Alison Flood 

Amazon.com withdraws thousands of ebooks in pricing row with publishers

Some 4,000 ebook editions from Independent Publishers Group pulled from sale in dispute over new retail terms
  
  

Amazon.com
Amazon.com ... all departments, not all books. Photograph: Karen Bleier/AFP/Getty Images Photograph: Karen Bleier/AFP/Getty Images

Thousands of ebooks from independent publishers have been removed from sale on Amazon.com after a clash over trading terms.

The Independent Publishers Group, the second largest independent book distributor in the United States, said in an update that "Amazon has decided not to offer our Kindle editions at this time. Our other electronic formats are available from booksellers nationwide." The removal of more than 4,000 Kindle ebooks, including IPG bestsellers Pamela Des Barres' groupie memoir I'm with the Band, child discipline title 1-2-3 Magic by Thomas Phelan and murder mystery Snow Blind by Lori Armstrong from Amazon.com follows the IPG's refusal to agree to new terms from online retail giant, according to its president Mark Suchomel.

"Amazon.com is putting pressure on publishers and distributors to change their terms for electronic and print books to be more favourable toward Amazon. Our electronic book agreement recently came up for renewal, and Amazon took the opportunity to propose new terms for electronic and print purchases that would have substantially changed your revenue from the sale of both," Suchomel told publishers in an email printed in the book trade newsletter Publishers Lunch.

"It's obvious that publishers can't continue to agree to terms that increasingly reduce already narrow margins," he continued. "I have spoken directly with many of our clients and every one of them agrees that we need to hold firm with the terms we now offer. I'm not sure what has changed at Amazon over the last few months that they now find it unacceptable to buy from IPG at terms that are acceptable to our other customers."

The titles are still for sale in their print formats on Amazon.com, and Suchomel urged publishers to let readers know about e-versions available elsewhere. "There is no better way to show our valued customers how much we appreciate doing business with them than to send orders their way," he wrote.

UK publisher Alma Books, which is distributed in America by the IPG, said it "100% supported" Suchomel's stance. "If Amazon came to us asking for 10-15% extra they would have a fight," said founder Alessandro Gallenzi. "It can never work if a party tries to bully another into submission."

The stand-off with the IPG follows a similar row in 2010, when the "buy new" button was removed from major Macmillan titles in the US after the publisher proposed new terms for ebooks. Amazon.com eventually capitulated, saying it would have to "accept Macmillan's terms because Macmillan has a monopoly over their own titles".

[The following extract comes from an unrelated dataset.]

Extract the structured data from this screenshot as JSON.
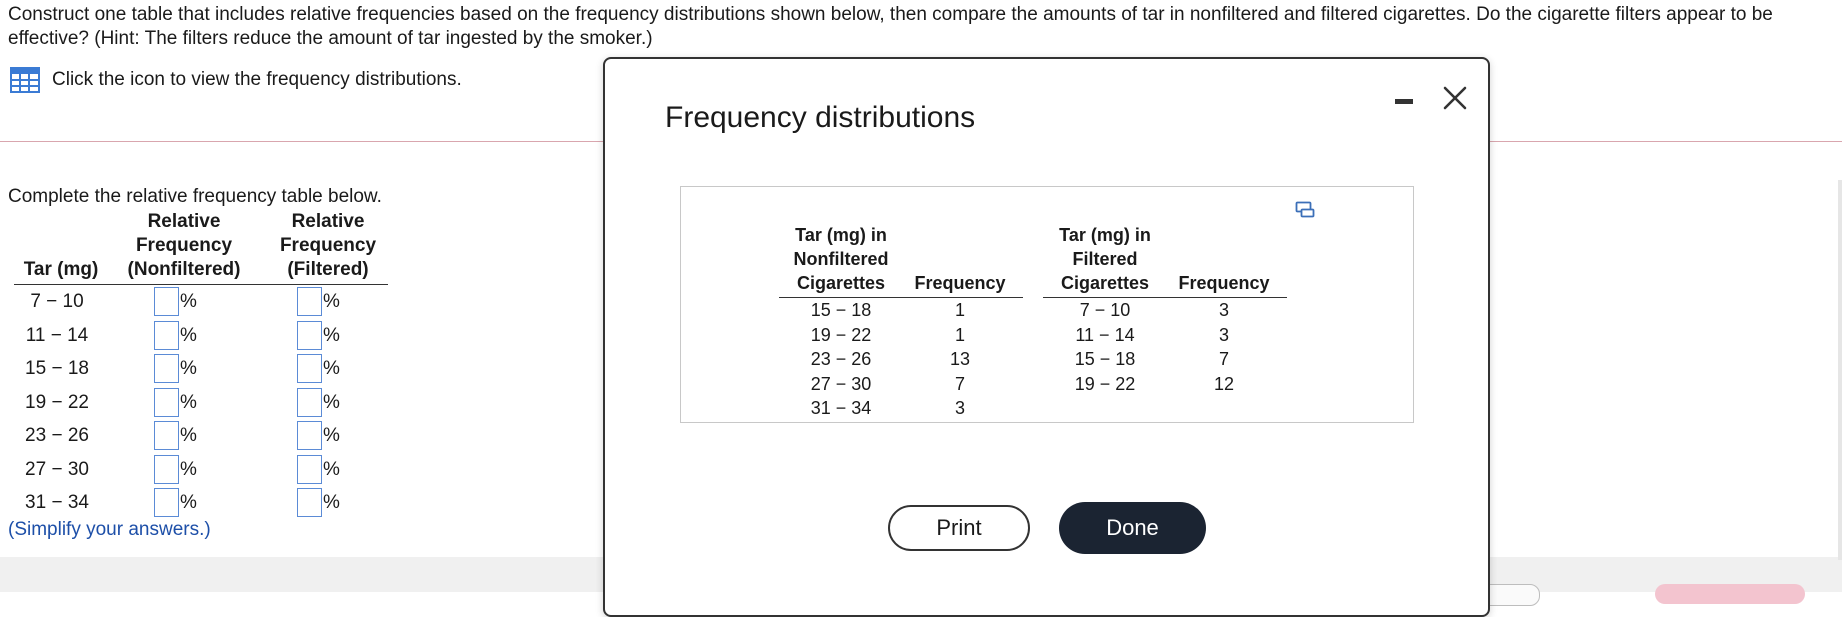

Macmillan is a major US player, publishing titles including Hilary Mantel's Booker prize-winning Wolf Hall and Naomi Klein's The Shock Doctrine. Although the IPG represents a wide range of publishers and titles, it lacks such big names. Gallenzi, though, believes it still has the clout to stand up to Amazon.

"The Amazon myth is one of almost endless availability," he said. "They have built their success on an illusion that you can get any book there, and cheaper than from their competitors. Throwing a spanner in the works with a big dispute like this one, when 4,000 books are not available to buy, will create a huge disruption. The consequences, even though the publishers are small, can hurt it very badly. I think that even a smallish distribution group can, and I hope will, stand up to them and fight. What is at stake is the ability of independent publishers to hold their own ground, and to still have a bit of control over pricing and their own margins."

Publishers are not the only part of the literary world at war with Amazon. After major US booksellers including Barnes & Noble and Books-A-Million said they would not be stocking Amazon Publishing titles earlier this month, last week American writers body the Authors Guild set out its stall in a fiery statement castigating the online retailer's business practices. Citing Amazon.com's "predatory pricing" and its "anticompetitive" tactics, the Guild said that "a truly competitive, open market has no indispensable player that can call the shots. The book publishing industry has such a player, and Amazon is poised and by all appearances eager to use its muscle to rip up the remaining physical infrastructure of book retailing and the vital book-browsing ecosystem it supports. If Amazon succeeds, the free market will have had little to do with it."

While its UK equivalent the Society of Authors would not go as far, deputy general secretary Kate Pool did say that Amazon's "dominance" was "worrying". "It could very easily mean the death of the high-street bookshop and that in my view would be extremely damaging to the entire industry," she said.